Mr. Scozzafava also described a shift in the channel breakdown of fluid milk sales. While overall volume was down 1%, I.R.I.-based data showed a 2% decline, he said. In this weaker segment, Dean Foods enjoyed a 60-basis-point share gain to 35.1% from 34.5%. Food service sales have been strong, he said.

Ice cream volume jumped 14% in the third quarter versus a year ago, fueled principally by the company’s recent Friendly’s ice cream acquisition.

“Excluding Friendly’s, we are very pleased that despite Blue Bell’s reentry into the marketplace earlier this year, our legacy ice cream brands, Mayfield and Dean’s, delivered volume that was nearly flat versus year ago, essentially maintaining the robust share gains that we won in 2015,” Mr. Scozzafava said.

The ice cream market enjoyed a 2% volume gain year-to-date, versus the same period in 2015. Dean Foods holds a 10% market share.

In 2017, Dean Foods will introduce new formulations across numerous ice cream varieties sold under the Mayfield and Dean’s brands, and packaging will “get a fresh look,” Mr. Scozzafava said.

“We will also launch a number of new flavors under these brands, including Mississippi mud pie and lemon icebox pie ice cream, along with our indulgent Big Chippers ice cream sandwich cookies,” he said. “Now under the Friendly’s brand, we will introduce a new larger size of the very popular sundae cup line, as well as introduce a brand-new product line called Naturally Friendly’s, an on-trend, natural line of great Friendly’s ice cream with no artificial colors or flavors.”

For the final period of the year, the company is forecasting adjusted earnings of 37c to 45c per share.

“For the fourth quarter, with improving volume performance, in addition to continued pricing and cost discipline, we expect the fourth quarter to be our eighth consecutive quarter of year-over-year adjusted operating income improvement,” Mr. Tanner said.

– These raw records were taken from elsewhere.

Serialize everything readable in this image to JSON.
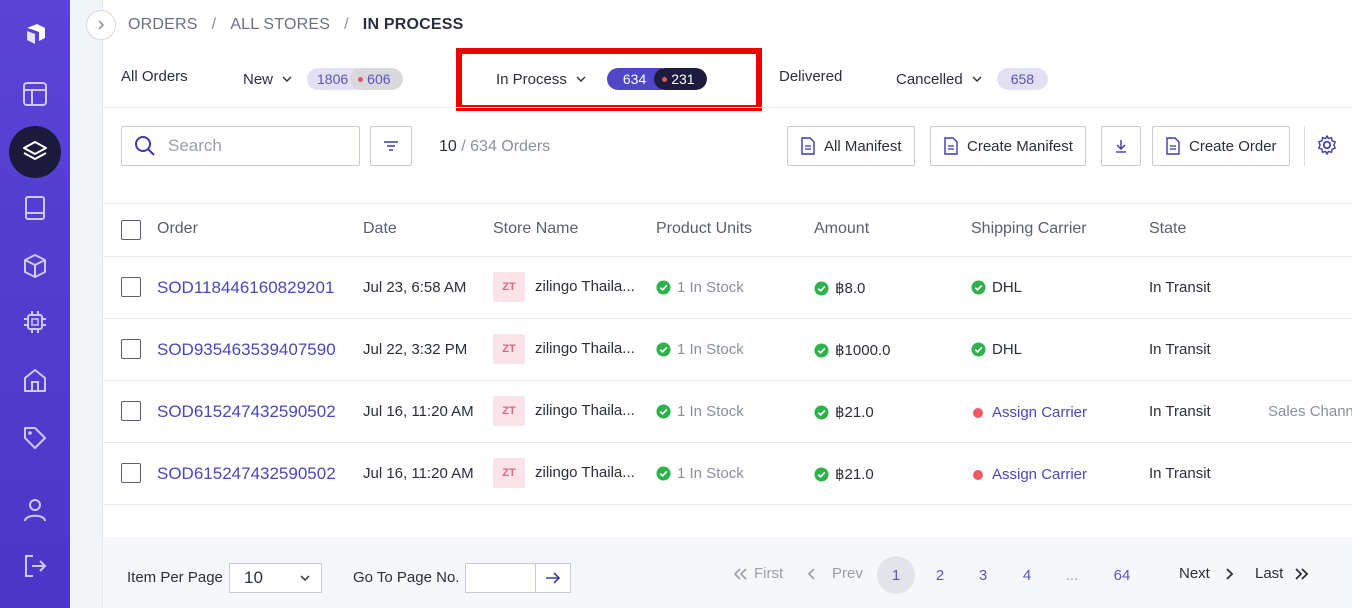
{
  "breadcrumb": {
    "items": [
      "ORDERS",
      "ALL STORES",
      "IN PROCESS"
    ]
  },
  "tabs": {
    "all": {
      "label": "All Orders"
    },
    "new": {
      "label": "New",
      "count_a": "1806",
      "count_b": "606"
    },
    "in_process": {
      "label": "In Process",
      "count_a": "634",
      "count_b": "231"
    },
    "delivered": {
      "label": "Delivered"
    },
    "cancelled": {
      "label": "Cancelled",
      "count": "658"
    }
  },
  "toolbar": {
    "search_placeholder": "Search",
    "count_shown": "10",
    "count_total": "/ 634 Orders",
    "all_manifest": "All Manifest",
    "create_manifest": "Create Manifest",
    "create_order": "Create Order"
  },
  "table": {
    "headers": [
      "Order",
      "Date",
      "Store Name",
      "Product Units",
      "Amount",
      "Shipping Carrier",
      "State"
    ],
    "rows": [
      {
        "order": "SOD118446160829201",
        "date": "Jul 23, 6:58 AM",
        "store_badge": "ZT",
        "store": "zilingo Thaila...",
        "units": "1 In Stock",
        "amount": "฿8.0",
        "carrier": "DHL",
        "carrier_ok": true,
        "state": "In Transit",
        "extra": ""
      },
      {
        "order": "SOD935463539407590",
        "date": "Jul 22, 3:32 PM",
        "store_badge": "ZT",
        "store": "zilingo Thaila...",
        "units": "1 In Stock",
        "amount": "฿1000.0",
        "carrier": "DHL",
        "carrier_ok": true,
        "state": "In Transit",
        "extra": ""
      },
      {
        "order": "SOD615247432590502",
        "date": "Jul 16, 11:20 AM",
        "store_badge": "ZT",
        "store": "zilingo Thaila...",
        "units": "1 In Stock",
        "amount": "฿21.0",
        "carrier": "Assign Carrier",
        "carrier_ok": false,
        "state": "In Transit",
        "extra": "Sales Chann"
      },
      {
        "order": "SOD615247432590502",
        "date": "Jul 16, 11:20 AM",
        "store_badge": "ZT",
        "store": "zilingo Thaila...",
        "units": "1 In Stock",
        "amount": "฿21.0",
        "carrier": "Assign Carrier",
        "carrier_ok": false,
        "state": "In Transit",
        "extra": ""
      }
    ]
  },
  "footer": {
    "item_per_page_label": "Item Per Page",
    "item_per_page_value": "10",
    "goto_label": "Go To Page No.",
    "first": "First",
    "prev": "Prev",
    "pages": [
      "1",
      "2",
      "3",
      "4",
      "...",
      "64"
    ],
    "next": "Next",
    "last": "Last"
  },
  "colors": {
    "sidebar": "#4a36c8",
    "accent": "#4b47b5",
    "highlight": "#ee0000",
    "success": "#2fb24c",
    "danger": "#ee5a66"
  }
}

Asked about the company’s relationship with Wal-Mart Stores. Inc., Mr. Scozzafava was upbeat. In March, Wal-Mart announced plans to build a dairy processing plant set to be operational by the summer of 2017.

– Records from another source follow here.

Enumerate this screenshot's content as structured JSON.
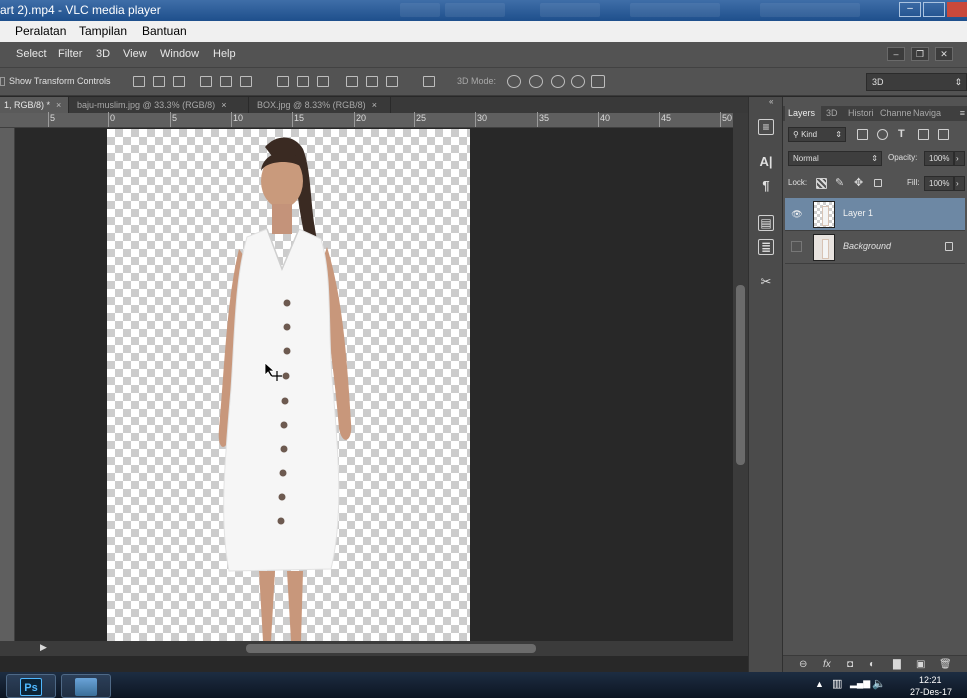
{
  "vlc": {
    "title": "art 2).mp4 - VLC media player",
    "menu": [
      "Peralatan",
      "Tampilan",
      "Bantuan"
    ]
  },
  "ps": {
    "menu": [
      "Select",
      "Filter",
      "3D",
      "View",
      "Window",
      "Help"
    ],
    "options": {
      "show_transform_controls": "Show Transform Controls",
      "three_d_mode_label": "3D Mode:",
      "workspace_select": "3D"
    },
    "doc_tabs": [
      {
        "label": "1, RGB/8) *",
        "close": "×",
        "active": true
      },
      {
        "label": "baju-muslim.jpg @ 33.3% (RGB/8)",
        "close": "×",
        "active": false
      },
      {
        "label": "BOX.jpg @ 8.33% (RGB/8)",
        "close": "×",
        "active": false
      }
    ],
    "ruler_numbers": [
      "5",
      "0",
      "5",
      "10",
      "15",
      "20",
      "25",
      "30",
      "35",
      "40",
      "45",
      "50"
    ],
    "layers_panel": {
      "tabs": [
        "Layers",
        "3D",
        "Histori",
        "Channe",
        "Naviga"
      ],
      "kind_filter": "Kind",
      "blend_mode": "Normal",
      "opacity_label": "Opacity:",
      "opacity_value": "100%",
      "lock_label": "Lock:",
      "fill_label": "Fill:",
      "fill_value": "100%",
      "layers": [
        {
          "name": "Layer 1",
          "visible": true,
          "active": true,
          "locked": false
        },
        {
          "name": "Background",
          "visible": false,
          "active": false,
          "locked": true
        }
      ]
    }
  },
  "taskbar": {
    "ps_icon": "Ps",
    "time": "12:21",
    "date": "27-Des-17"
  },
  "colors": {
    "accent_layer_selected": "#6d88a4",
    "vlc_title_bg": "#1e4f8c",
    "ps_panel_bg": "#535353",
    "workspace_bg": "#282828"
  }
}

The timetable may be optimistic, judging by comments from Mr. Scozzafava.

“We don’t see any impact sitting here today for 2017, just based on the physics of having to get a plant up and running and doing all those things,” he said. “Then when you look at the margin profile of the private label business there from a financial standpoint, a minimal impact is really what we expect going forward. And that is out well beyond 2018 and so on.”

Currently, 16% of Dean Foods volume goes through Wal-Mart.

“We enjoy a good business with them,” Mr. Scozzafava said. “They are a dynamic retailer, as you know. They are extremely good at what they do, and we like the interaction with them. They make us better and we like to think that we make them better in the categories where we compete. So we will continue to partner with Wal-Mart. We have a big business with them, although certainly not as large as some other C.P.G. (consumer packaged goods) companies that you might benchmark against. They fit in our portfolio very nicely, and we anticipate that we will have a strong relationship and a very good business going forward.”

In the nine months ended Sept. 30, net income at Dean Foods was $87,098,000, equal to 96c per share, versus a loss in January-September 2015 of $26,988,000. Sales were $5,692,217,000, down 6% from the same period in 2015. Adjusted net income in the first three quarters was $110 million, up 34% from $82 million.